No single day highlights just how far this conflict has strayed into the disjointed, the absurd, the hopeless.
Under the Trump administration, the United States has utterly abandoned any pretext of evenhandedness. And the Palestinians have been abandoned altogether.
Of course, the leaders of the Arab world are going through the motions of condemnation and anger at Monday’s bloodshed. The octogenarian “President” of Palestine, Mahmoud Abbas, fresh from a trip to Chile where he was photographed kicking a soccer ball, called for a general strike and three days of mourning. How many days of mourning, how many days of rage, how many general strikes, have the Palestinians staged?
The moribund Arab League called for an emergency meeting to discuss the situation in Gaza. Low would be a wildly optimistic description of expectations of the meeting.
Saudi Arabia joined in the condemnation, but it was lip service. Arab condemnation is a debased currency. It counts for nothing.

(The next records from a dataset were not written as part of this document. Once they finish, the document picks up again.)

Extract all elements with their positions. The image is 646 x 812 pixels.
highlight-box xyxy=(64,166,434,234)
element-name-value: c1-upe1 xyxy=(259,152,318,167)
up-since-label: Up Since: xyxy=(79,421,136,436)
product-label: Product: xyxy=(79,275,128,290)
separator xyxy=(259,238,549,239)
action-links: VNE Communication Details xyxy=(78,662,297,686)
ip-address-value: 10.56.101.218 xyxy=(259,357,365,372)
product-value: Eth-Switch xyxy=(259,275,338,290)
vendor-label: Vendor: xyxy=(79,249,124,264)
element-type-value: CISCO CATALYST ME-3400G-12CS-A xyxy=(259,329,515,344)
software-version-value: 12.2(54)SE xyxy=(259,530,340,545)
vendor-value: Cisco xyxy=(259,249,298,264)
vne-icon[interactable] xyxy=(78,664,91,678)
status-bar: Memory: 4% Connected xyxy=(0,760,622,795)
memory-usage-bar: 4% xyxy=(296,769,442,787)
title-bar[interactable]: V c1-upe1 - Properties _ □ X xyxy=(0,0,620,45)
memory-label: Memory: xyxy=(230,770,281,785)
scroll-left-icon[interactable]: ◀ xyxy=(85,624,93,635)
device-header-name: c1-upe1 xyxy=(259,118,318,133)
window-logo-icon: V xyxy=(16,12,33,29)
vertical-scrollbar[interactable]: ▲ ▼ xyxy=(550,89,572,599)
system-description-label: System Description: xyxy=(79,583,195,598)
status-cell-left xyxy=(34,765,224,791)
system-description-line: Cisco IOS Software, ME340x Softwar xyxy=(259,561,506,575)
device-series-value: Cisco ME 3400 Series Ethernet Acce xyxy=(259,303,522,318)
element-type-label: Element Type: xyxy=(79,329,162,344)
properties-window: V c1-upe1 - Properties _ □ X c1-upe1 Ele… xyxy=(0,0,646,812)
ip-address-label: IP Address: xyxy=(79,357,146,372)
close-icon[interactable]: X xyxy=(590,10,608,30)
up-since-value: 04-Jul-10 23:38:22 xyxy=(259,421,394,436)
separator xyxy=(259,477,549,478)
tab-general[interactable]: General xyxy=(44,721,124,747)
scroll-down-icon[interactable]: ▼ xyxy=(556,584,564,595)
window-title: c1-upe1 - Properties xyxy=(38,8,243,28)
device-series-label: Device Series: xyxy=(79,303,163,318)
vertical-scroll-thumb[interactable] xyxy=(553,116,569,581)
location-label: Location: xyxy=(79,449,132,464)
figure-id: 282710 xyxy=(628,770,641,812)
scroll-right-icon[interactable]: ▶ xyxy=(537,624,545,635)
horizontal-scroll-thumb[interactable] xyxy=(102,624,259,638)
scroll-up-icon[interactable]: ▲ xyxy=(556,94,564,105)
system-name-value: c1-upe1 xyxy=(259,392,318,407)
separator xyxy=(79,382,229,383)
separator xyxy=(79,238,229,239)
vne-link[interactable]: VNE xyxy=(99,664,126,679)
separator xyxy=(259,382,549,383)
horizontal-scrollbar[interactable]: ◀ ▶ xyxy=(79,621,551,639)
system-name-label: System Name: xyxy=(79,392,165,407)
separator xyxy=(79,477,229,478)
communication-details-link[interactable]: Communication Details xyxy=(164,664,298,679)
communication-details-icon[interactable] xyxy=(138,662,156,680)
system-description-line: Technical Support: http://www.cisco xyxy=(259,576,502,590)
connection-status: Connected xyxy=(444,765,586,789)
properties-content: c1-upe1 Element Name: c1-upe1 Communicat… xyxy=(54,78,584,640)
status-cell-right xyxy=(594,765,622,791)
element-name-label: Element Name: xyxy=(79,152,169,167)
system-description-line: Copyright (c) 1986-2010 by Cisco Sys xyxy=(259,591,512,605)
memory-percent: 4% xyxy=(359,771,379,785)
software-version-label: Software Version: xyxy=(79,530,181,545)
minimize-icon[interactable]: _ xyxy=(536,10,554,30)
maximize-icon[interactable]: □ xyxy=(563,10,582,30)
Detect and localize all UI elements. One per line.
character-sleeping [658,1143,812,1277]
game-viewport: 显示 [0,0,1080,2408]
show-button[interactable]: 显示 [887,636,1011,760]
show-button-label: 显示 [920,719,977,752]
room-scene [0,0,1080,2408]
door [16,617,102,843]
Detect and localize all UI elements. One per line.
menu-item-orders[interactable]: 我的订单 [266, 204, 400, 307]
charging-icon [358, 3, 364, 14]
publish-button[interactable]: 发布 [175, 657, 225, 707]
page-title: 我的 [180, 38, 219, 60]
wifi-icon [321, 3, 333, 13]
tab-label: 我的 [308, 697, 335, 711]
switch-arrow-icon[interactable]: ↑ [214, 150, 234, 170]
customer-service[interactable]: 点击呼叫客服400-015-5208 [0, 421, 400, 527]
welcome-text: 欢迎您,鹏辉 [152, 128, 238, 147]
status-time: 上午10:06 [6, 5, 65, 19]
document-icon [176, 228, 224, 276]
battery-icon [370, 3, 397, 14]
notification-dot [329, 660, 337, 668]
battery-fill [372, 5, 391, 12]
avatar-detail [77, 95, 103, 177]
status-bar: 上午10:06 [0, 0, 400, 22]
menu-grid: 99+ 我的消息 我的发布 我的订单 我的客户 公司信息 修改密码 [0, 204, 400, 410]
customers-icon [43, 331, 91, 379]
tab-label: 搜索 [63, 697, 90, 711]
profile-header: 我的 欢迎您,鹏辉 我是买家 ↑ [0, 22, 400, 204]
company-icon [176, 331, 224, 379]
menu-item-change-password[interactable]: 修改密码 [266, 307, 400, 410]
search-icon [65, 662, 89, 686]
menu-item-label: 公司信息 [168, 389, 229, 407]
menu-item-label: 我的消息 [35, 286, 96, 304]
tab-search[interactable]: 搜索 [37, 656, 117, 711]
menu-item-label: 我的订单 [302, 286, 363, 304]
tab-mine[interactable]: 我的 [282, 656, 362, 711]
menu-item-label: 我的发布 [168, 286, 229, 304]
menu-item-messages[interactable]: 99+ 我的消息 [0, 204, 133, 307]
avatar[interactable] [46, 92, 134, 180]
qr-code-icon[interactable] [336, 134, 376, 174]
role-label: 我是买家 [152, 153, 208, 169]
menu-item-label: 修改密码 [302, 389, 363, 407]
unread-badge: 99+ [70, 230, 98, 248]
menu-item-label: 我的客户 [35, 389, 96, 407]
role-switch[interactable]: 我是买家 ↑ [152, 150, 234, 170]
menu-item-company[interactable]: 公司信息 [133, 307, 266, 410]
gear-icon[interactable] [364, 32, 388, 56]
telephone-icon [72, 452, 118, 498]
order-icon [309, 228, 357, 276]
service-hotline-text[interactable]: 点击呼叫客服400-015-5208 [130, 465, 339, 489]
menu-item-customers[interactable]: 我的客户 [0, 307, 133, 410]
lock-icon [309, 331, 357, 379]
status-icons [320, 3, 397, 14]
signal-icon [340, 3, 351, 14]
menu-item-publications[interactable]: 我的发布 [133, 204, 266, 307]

Riyadh, under the shadow leadership of 32-year-old Crown Prince Mohammed Bin Salman, has made it clear its main concern is Iran. Bogged down in an unwinnable war against the Iranian-backed Houthi rebels in Yemen, worried about the specter of growing Iranian power in Iraq, Syria and Lebanon, the House of Saud views the once-sacred cause of the Palestinians as passe.
While they don’t have diplomatic relations, Israel and Saudi Arabia see eye to eye on far more than what separates them.
Wars in Syria, Yemen and Libya, an insurgency in Egypt’s Sinai Peninsula, the ever-present threat of a resurgent ISIS, economic woes and political instability have all pushed the once hallowed Palestinian cause into near obscurity.
Today the Palestinians are alone, divided between bickering factions. There is still emotional support among ordinary Arabs for the Palestinian cause, but it doesn’t translate into action. For now.
The Arabs are distracted, while the Israelis live in what they call their “bubble,” life in a modern, fast-paced society that keeps them isolated from the ugly reality of a grim, decadeslong military occupation.
The more than 2 million Palestinians crammed into Gaza will not disappear or begin to accept their fate or forget the homes their grandparents or great-grandparents lost in what was Palestine. The Palestinians in the West Bank won’t quietly accept their slow, relentless relegation to reservations hemmed in by walls and barbed wire.
It might seem that nothing will change. For now. But nothing remains the same. A problem ignored is not a problem solved.
A storm is coming.
Editor’s note: This article has been updated to remove a reference to Tel Aviv as the capital of Israel.